L’ajout des questions autochtones aux enjeux ESG

Lorsque la mouvance ESG est née, la majorité des sociétés s’intéressaient principalement aux enjeux environnementaux. Petit à petit, les interrelations entre les lettres « E » et « S » du sigle se sont révélées, et les enjeux sociaux ont progressé dans l’ordre de priorité de nombreuses organisations. En 2022, les terribles nouvelles entourant les pensionnats autochtones, ainsi qu’un rapport de la Commission de vérité et réconciliation paru cinq ans plus tôt, ont éveillé les consciences dans bien des organisations en ce qui concerne les questions autochtones.

Les conseils d’administration étant plus nombreux qu’avant à s’engager sur le terrain de la réconciliation avec les Autochtones, les stratégies ESG comportent de plus en plus souvent un volet autochtone, désigné par la lettre « I » (pour Indigenous). Il y a des sociétés qui font des démarches pour impliquer les communautés autochtones dans les projets susceptibles de les toucher, et d’autres qui établissent des politiques d’équité pour les Autochtones. Aujourd’hui, on compte plus d’organisations qui s’intéressent de près aux retombées des mesures de diversité et d’inclusion chez les Autochtones, et certaines cherchent des moyens de favoriser l’accession des Autochtones aux postes de haute direction ou de multiplier les partenariats avec des entreprises autochtones.

Pourquoi est-ce important?

Le volet autochtone regorge de possibilités pour les organisations. Rappelons cependant que, comme pour tout ce qui touche les enjeux ESG, les engagements envers les Autochtones ne doivent pas être pris à la légère. Ils doivent reposer sur la reconnaissance des droits constitutionnels des groupes autochtones et traduire une volonté sincère de favoriser la pérennité des communautés autochtones en offrant une participation dans les projets, ainsi qu’un accès au capital.

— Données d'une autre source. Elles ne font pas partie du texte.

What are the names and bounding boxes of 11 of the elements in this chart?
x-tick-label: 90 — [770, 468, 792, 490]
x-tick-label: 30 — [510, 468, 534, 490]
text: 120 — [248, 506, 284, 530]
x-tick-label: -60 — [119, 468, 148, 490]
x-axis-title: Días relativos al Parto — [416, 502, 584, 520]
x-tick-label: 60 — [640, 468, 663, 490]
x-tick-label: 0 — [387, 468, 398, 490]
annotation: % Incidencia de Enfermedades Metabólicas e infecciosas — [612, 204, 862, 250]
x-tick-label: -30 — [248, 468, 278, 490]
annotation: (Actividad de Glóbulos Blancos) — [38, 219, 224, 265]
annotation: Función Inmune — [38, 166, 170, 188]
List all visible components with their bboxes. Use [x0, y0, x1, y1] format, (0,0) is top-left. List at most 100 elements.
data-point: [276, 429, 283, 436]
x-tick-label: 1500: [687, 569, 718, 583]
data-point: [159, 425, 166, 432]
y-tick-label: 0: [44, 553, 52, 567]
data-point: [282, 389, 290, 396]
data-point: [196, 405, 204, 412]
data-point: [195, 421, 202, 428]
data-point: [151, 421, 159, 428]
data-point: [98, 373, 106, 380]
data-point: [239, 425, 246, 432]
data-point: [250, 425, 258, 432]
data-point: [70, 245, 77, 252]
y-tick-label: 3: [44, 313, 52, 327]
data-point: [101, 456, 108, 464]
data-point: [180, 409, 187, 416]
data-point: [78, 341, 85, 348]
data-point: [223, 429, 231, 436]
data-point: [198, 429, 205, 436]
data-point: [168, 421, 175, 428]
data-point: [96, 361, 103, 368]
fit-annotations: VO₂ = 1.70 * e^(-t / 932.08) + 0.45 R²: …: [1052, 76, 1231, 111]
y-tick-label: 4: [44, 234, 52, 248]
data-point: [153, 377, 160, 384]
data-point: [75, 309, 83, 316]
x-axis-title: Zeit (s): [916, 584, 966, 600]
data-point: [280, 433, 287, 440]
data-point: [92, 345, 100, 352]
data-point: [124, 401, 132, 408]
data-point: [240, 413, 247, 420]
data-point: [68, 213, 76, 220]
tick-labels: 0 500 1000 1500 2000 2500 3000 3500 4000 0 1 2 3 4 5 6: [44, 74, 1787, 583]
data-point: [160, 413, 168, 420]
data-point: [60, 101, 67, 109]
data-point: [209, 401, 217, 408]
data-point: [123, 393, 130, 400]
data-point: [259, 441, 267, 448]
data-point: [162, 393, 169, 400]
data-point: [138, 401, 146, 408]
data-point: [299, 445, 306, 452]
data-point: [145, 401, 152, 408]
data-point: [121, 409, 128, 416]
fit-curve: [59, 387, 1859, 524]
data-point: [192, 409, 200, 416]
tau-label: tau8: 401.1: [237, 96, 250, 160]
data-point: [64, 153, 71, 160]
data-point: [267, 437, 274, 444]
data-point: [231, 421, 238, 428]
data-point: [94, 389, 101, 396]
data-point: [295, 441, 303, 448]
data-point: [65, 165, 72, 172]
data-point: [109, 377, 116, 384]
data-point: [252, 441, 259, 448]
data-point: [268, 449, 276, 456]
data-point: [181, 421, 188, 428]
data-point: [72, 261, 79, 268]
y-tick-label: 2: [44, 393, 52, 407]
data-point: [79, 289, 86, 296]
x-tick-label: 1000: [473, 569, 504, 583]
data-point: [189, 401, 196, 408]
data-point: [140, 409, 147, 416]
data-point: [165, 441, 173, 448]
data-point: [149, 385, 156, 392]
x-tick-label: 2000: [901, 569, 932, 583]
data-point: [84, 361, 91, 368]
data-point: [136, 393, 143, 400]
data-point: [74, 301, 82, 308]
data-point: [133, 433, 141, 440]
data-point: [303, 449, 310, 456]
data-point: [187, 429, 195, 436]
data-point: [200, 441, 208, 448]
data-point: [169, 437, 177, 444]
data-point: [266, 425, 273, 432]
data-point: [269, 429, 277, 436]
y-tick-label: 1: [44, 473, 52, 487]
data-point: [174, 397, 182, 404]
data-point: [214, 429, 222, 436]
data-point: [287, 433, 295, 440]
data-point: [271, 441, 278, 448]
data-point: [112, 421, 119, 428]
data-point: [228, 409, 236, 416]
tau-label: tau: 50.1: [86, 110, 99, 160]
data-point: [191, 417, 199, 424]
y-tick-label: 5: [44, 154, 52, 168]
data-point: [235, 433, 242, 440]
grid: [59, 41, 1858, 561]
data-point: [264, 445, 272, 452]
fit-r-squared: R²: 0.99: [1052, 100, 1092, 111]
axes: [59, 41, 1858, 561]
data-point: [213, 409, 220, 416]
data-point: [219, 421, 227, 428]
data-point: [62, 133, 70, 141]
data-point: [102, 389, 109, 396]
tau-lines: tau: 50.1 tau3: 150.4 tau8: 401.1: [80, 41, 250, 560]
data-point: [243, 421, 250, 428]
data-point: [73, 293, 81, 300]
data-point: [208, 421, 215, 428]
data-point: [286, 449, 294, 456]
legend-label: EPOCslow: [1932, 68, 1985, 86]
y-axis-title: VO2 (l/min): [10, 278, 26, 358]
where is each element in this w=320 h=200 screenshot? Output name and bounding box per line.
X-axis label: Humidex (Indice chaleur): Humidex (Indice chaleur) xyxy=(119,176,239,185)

Des programmes ayant de réelles retombées sont plus susceptibles de générer une plus-value et protègent les organisations contre les retards d’exécution de projet et les litiges.

Points à considérer 

L’organisation qui envisage une stratégie ESG-I devra scruter à la loupe les occasions d’affaires et les projets en cours pour s’assurer de leur compatibilité avec les engagements qu’elle compte faire.

Pour commencer, il convient de prendre en compte – et de respecter – les préférences des communautés autochtones appuyées. Par exemple, bien des sociétés offrent des emplois et de la formation aux travailleurs autochtones dans le cadre de leurs engagements ESG-I, alors que les communautés autochtones préféreraient souvent avoir accès aux capitaux ou autres leviers nécessaires pour assurer leur propre durabilité.

Pour ce faire, il importe de commencer à voir les entreprises autochtones comme des partenaires potentiels. Au lieu de recourir à des entrepreneurs qui emploient des Autochtones, par exemple, il peut être préférable, dans une perspective ESG-I, de s’engager à analyser sa chaîne d’approvisionnement et ses politiques d’approvisionnement ainsi qu’à chercher des entreprises autochtones compétentes et à s’associer à elles.

 

En vedette… Fiscalité 

Laurie Goldbach

Les enjeux ESG et le mouvement pour la justice fiscale

Au fil de la dernière décennie, les investisseurs et les consommateurs ont exercé des pressions grandissantes sur les sociétés ouvertes pour qu’elles deviennent plus socialement responsables et, entre autres, paient leur « juste part » d’impôts. En 2022, nombre de sociétés ont réagi en abandonnant une planification fiscale sophistiquée pour rendre plus transparentes leur gouvernance et leur politique en la matière.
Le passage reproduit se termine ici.